Question écrite n° 01654 de M. Jean-Pierre Plancade (Haute-Garonne - RDSE)

publiée dans le JO Sénat du 01/08/2002 - page 1777

M. Jean-Pierre Plancade souhaite appeller l'attention de M. le ministre de l'intérieur, de la sécurité intérieure et des libertés locales sur certains aspects du domaine privé des collectivités locales. Aussi, le prie-t-il de bien vouloir non seulement lui préciser : d'une part, si une collectivité locale peut conclure sur son domaine privé un bail emphytéotique régi par les articles L. 451 et suivants du code rural et, d'autre part, si elle peut conclure ce type de bail en tant que preneuse et non pas en tant que bailleresse.

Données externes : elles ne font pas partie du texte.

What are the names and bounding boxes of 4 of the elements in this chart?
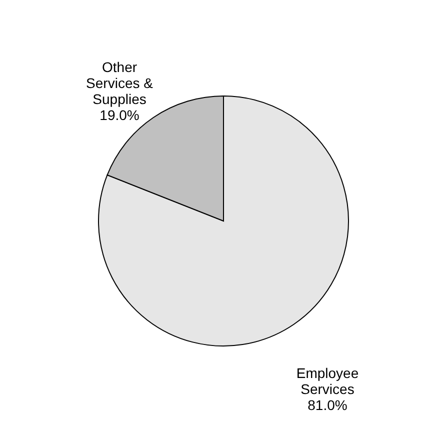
data-label: 19.0%	[100, 106, 140, 123]
data-label: 81.0%	[308, 397, 348, 414]
slice-label: Other Services & Supplies	[86, 58, 154, 107]
slice-label: Employee Services	[296, 365, 359, 398]
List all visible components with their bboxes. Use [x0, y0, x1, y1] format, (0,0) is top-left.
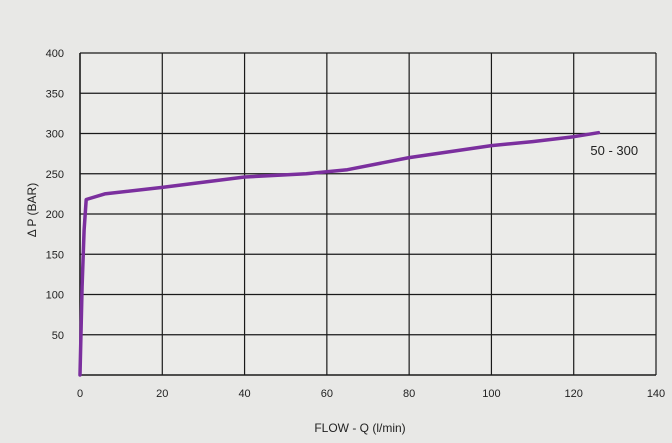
x-tick-label: 20 [156, 388, 168, 400]
y-tick-label: 100 [46, 290, 64, 302]
series-group [78, 130, 601, 377]
x-tick-label: 140 [647, 388, 665, 400]
y-tick-label: 250 [46, 169, 64, 181]
y-tick-label: 400 [46, 48, 64, 60]
x-axis-title: FLOW - Q (l/min) [314, 421, 405, 435]
y-tick-label: 300 [46, 129, 64, 141]
series-line-0 [78, 130, 601, 377]
horizontal-gridlines [80, 52, 656, 336]
y-axis-tick-labels: 50 100 150 200 250 300 350 400 [46, 48, 64, 342]
series-label: 50 - 300 [590, 143, 638, 158]
x-tick-label: 40 [238, 388, 250, 400]
x-tick-label: 0 [77, 388, 83, 400]
y-tick-label: 350 [46, 88, 64, 100]
x-tick-label: 100 [482, 388, 500, 400]
y-tick-label: 200 [46, 209, 64, 221]
vertical-gridlines [161, 53, 657, 375]
x-tick-label: 80 [403, 388, 415, 400]
x-axis-tick-labels: 0 20 40 60 80 100 120 140 [77, 388, 665, 400]
y-axis-title: Δ P (BAR) [25, 183, 39, 237]
y-tick-label: 150 [46, 249, 64, 261]
x-tick-label: 120 [565, 388, 583, 400]
y-tick-label: 50 [52, 330, 64, 342]
annotation-group: 50 - 300 [590, 143, 638, 158]
x-tick-label: 60 [321, 388, 333, 400]
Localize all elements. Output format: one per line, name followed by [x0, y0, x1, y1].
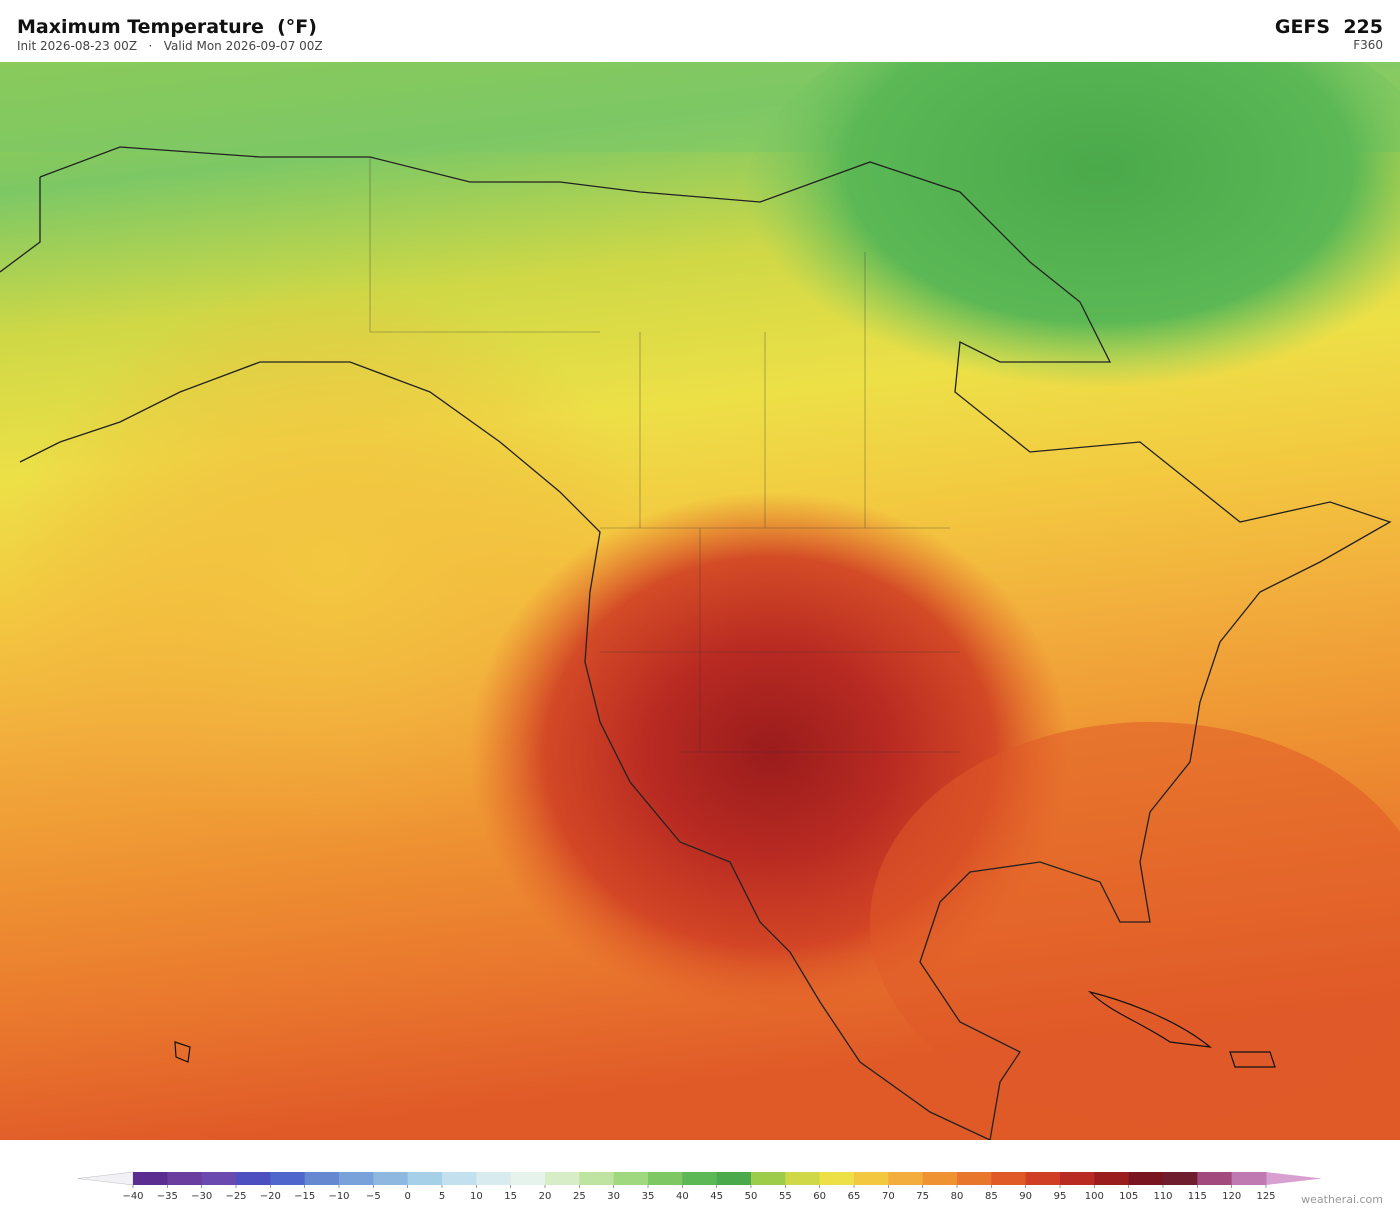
- colorbar-segment: [819, 1172, 855, 1185]
- colorbar-tick-label: 120: [1222, 1191, 1241, 1202]
- colorbar-tick-label: 55: [779, 1191, 792, 1202]
- coastline: [0, 146, 1392, 1140]
- colorbar-tick-label: 60: [813, 1191, 826, 1202]
- colorbar-segment: [304, 1172, 340, 1185]
- colorbar-segment: [1060, 1172, 1095, 1185]
- colorbar-segment: [1231, 1172, 1267, 1185]
- colorbar-tick-label: 100: [1085, 1191, 1104, 1202]
- colorbar-tick-label: 5: [439, 1191, 445, 1202]
- borders: [369, 157, 960, 753]
- colorbar-segment: [751, 1172, 786, 1185]
- colorbar-tick-label: 25: [573, 1191, 586, 1202]
- colorbar-segment: [785, 1172, 821, 1185]
- colorbar-tick-label: 50: [745, 1191, 758, 1202]
- colorbar-segment: [407, 1172, 443, 1185]
- colorbar-segment: [476, 1172, 512, 1185]
- colorbar-segment: [510, 1172, 546, 1185]
- colorbar-segment: [1163, 1172, 1198, 1185]
- colorbar-segment: [133, 1172, 168, 1185]
- islands: [174, 990, 1276, 1068]
- colorbar-segment: [716, 1172, 752, 1185]
- colorbar-segment: [373, 1172, 409, 1185]
- colorbar-tick-label: 30: [607, 1191, 620, 1202]
- subtitle: Init 2026-08-23 00Z · Valid Mon 2026-09-…: [17, 39, 323, 53]
- colorbar-tick-label: 95: [1054, 1191, 1067, 1202]
- colorbar-tick-label: −20: [260, 1191, 281, 1202]
- colorbar: −40 −35 −30 −25 −20 −15 −10 −5 0 5 10 15 20 25 30 35 40 4…: [77, 1171, 1322, 1202]
- colorbar-tick-label: −5: [366, 1191, 381, 1202]
- colorbar-tick-label: 0: [404, 1191, 410, 1202]
- colorbar-tick-label: 70: [882, 1191, 895, 1202]
- title: Maximum Temperature (°F): [17, 16, 317, 38]
- colorbar-segment: [613, 1172, 649, 1185]
- colorbar-tick-label: 105: [1119, 1191, 1138, 1202]
- colorbar-tick-label: 85: [985, 1191, 998, 1202]
- colorbar-tick-label: 125: [1256, 1191, 1275, 1202]
- colorbar-segment: [648, 1172, 683, 1185]
- colorbar-over: [1266, 1172, 1322, 1185]
- colorbar-segment: [957, 1172, 992, 1185]
- colorbar-segment: [991, 1172, 1027, 1185]
- colorbar-segment: [442, 1172, 477, 1185]
- model-label: GEFS 225: [1274, 16, 1383, 38]
- colorbar-tick-label: 65: [848, 1191, 861, 1202]
- cold-region: [740, 62, 1400, 432]
- colorbar-tick-label: 40: [676, 1191, 689, 1202]
- colorbar-tick-label: 35: [642, 1191, 655, 1202]
- colorbar-segment: [236, 1172, 271, 1185]
- colorbar-segment: [339, 1172, 374, 1185]
- colorbar-segment: [1197, 1172, 1233, 1185]
- colorbar-segment: [1025, 1172, 1061, 1185]
- colorbar-tick-label: −10: [328, 1191, 349, 1202]
- colorbar-under: [77, 1171, 134, 1186]
- colorbar-segment: [922, 1172, 958, 1185]
- colorbar-tick-label: −25: [225, 1191, 246, 1202]
- colorbar-tick-label: 80: [951, 1191, 964, 1202]
- colorbar-tick-label: −35: [157, 1191, 178, 1202]
- forecast-hour: F360: [1353, 38, 1383, 52]
- colorbar-tick-label: 20: [539, 1191, 552, 1202]
- colorbar-tick-label: 90: [1019, 1191, 1032, 1202]
- colorbar-segment: [579, 1172, 615, 1185]
- colorbar-segment: [1128, 1172, 1164, 1185]
- colorbar-segment: [270, 1172, 306, 1185]
- colorbar-tick-label: 75: [916, 1191, 929, 1202]
- colorbar-tick-label: −30: [191, 1191, 212, 1202]
- colorbar-tick-label: 115: [1188, 1191, 1207, 1202]
- map: [0, 62, 1400, 1140]
- colorbar-segment: [167, 1172, 203, 1185]
- colorbar-tick-label: 45: [710, 1191, 723, 1202]
- colorbar-segment: [854, 1172, 889, 1185]
- colorbar-tick-label: 110: [1153, 1191, 1172, 1202]
- colorbar-tick-label: −40: [122, 1191, 143, 1202]
- colorbar-segment: [1094, 1172, 1130, 1185]
- colorbar-segment: [545, 1172, 580, 1185]
- colorbar-tick-label: 10: [470, 1191, 483, 1202]
- colorbar-segment: [201, 1172, 237, 1185]
- watermark: weatherai.com: [1301, 1193, 1383, 1206]
- colorbar-tick-label: −15: [294, 1191, 315, 1202]
- colorbar-segment: [888, 1172, 924, 1185]
- colorbar-segment: [682, 1172, 718, 1185]
- colorbar-tick-label: 15: [504, 1191, 517, 1202]
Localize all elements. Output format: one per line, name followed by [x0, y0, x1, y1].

Réponse du Ministère de l'intérieur, de la sécurité intérieure et des libertés locales

publiée dans le JO Sénat du 16/01/2003 - page 190

Les collectivités territoriales ont la faculté de consentir des baux emphytéotiques sur leur domaine privé sur le fondement, non seulement de l'article L. 451-1 du code rural mais également des articles L. 1311-2 et suivants du code général des collectivités territoriales. Le choix de recourir à de tels baux, selon qu'ils relèvent des dispositions du premier code ou du second, se fait en fonction de l'objet même du bail. Ainsi, lorsque celui-ci est conclu en vue de l'accomplissement d'une mission de service public ou d'une opération d'intérêt général relevant de la compétence de la collectivité, ce ne peut être qu'un bail emphytéotique administratif, consenti au titre du code général des collectivités territoriales. En effet, la Haute Assemblée (CE 6 mai 1985, Association Eurolat - Crédit foncier de France) a considéré que, dans une telle hypothèse, le terrain objet du bail, bien qu'appartenant à l'origine au domaine privé, est appelé, compte tenu de son affectation future, à relever du domaine public et ne peut par conséquent faire l'objet d'un bail emphytéotique, dit de droit commun, tel que défini à l'article L. 451-1 du code rural. L'article L. 1311-2 du code général des collectivités territoriales pose cependant un certain nombre de conditions, portant notamment sur la qualité du bailleur et celle du preneur : le bailleur ne peut être qu'une collectivité territoriale alors que le preneur doit être exclusivement une personne privée, excluant de fait qu'une commune puisse être preneuse. En revanche, les dispositions de l'article L. 451-1 du code rural s'appliquent, sans condition, dès lors que le terrain appartient au domaine privé de la commune et est appelé à y demeurer.